By eleventh grade I was a regular contributer to our local newspaper, and the the photo editor of the school yearbook. Before graduating I was already being asked to photograph weddings and shoot portraits. Upon graduation I set out to spend a year exploring Europe and the Middle East with my camera.
Photography was a great part time job, but it did not yet seem right as a career, so I trained as a teacher. Through out college and my first ten years of teaching I continued to shoot weddings, portraits, and sports. It was only after taking a teaching position in Kenya that wildlife and landscape photography became a passion.
Teaching photography provided me with lots of opportunities to photograph, develop, and print; to refine my 'craft and vision.' The school's switch to diigital photography seemed inevitable so I began to research and learn all I could about it. Digital capture and processing enthralled me, but it was not until inkjet printing came of age that I was willing to commit to a totally digital workflow.
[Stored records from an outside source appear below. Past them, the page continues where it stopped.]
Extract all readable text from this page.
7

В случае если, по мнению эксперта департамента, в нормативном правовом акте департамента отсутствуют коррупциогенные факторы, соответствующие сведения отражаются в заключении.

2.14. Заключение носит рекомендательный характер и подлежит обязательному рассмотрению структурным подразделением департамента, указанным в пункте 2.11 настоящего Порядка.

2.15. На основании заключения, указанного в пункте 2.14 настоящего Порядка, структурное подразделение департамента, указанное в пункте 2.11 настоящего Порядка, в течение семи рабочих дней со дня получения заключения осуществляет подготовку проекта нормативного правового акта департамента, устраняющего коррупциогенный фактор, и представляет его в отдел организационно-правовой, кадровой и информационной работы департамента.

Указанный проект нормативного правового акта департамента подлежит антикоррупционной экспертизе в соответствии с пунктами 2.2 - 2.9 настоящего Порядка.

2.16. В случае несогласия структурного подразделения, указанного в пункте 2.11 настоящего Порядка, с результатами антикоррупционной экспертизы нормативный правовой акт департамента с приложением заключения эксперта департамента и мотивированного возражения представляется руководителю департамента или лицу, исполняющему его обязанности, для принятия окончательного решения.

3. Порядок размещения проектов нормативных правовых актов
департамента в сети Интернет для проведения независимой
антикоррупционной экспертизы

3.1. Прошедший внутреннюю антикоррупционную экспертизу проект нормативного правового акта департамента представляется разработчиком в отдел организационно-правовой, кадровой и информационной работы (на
I have spent the past decade teaching photography during school terms and photographing on safari during the term breaks. Online training and countless late nights experimenting resulted in a full compliment of Photoshop skills. While back home in Canada I was able to formalize my training and become an Adobe Certified Expert in Photoshop. The learning didn't stop there. Lightroom, onOne Perfect Photo Suite, and the Nik Software collection have allowed me to push my photographic style even further. Although many images speak for themselves straight out of the camera, I find that others require some interpretation to really communicate the sense of wonder I experienced while on safari.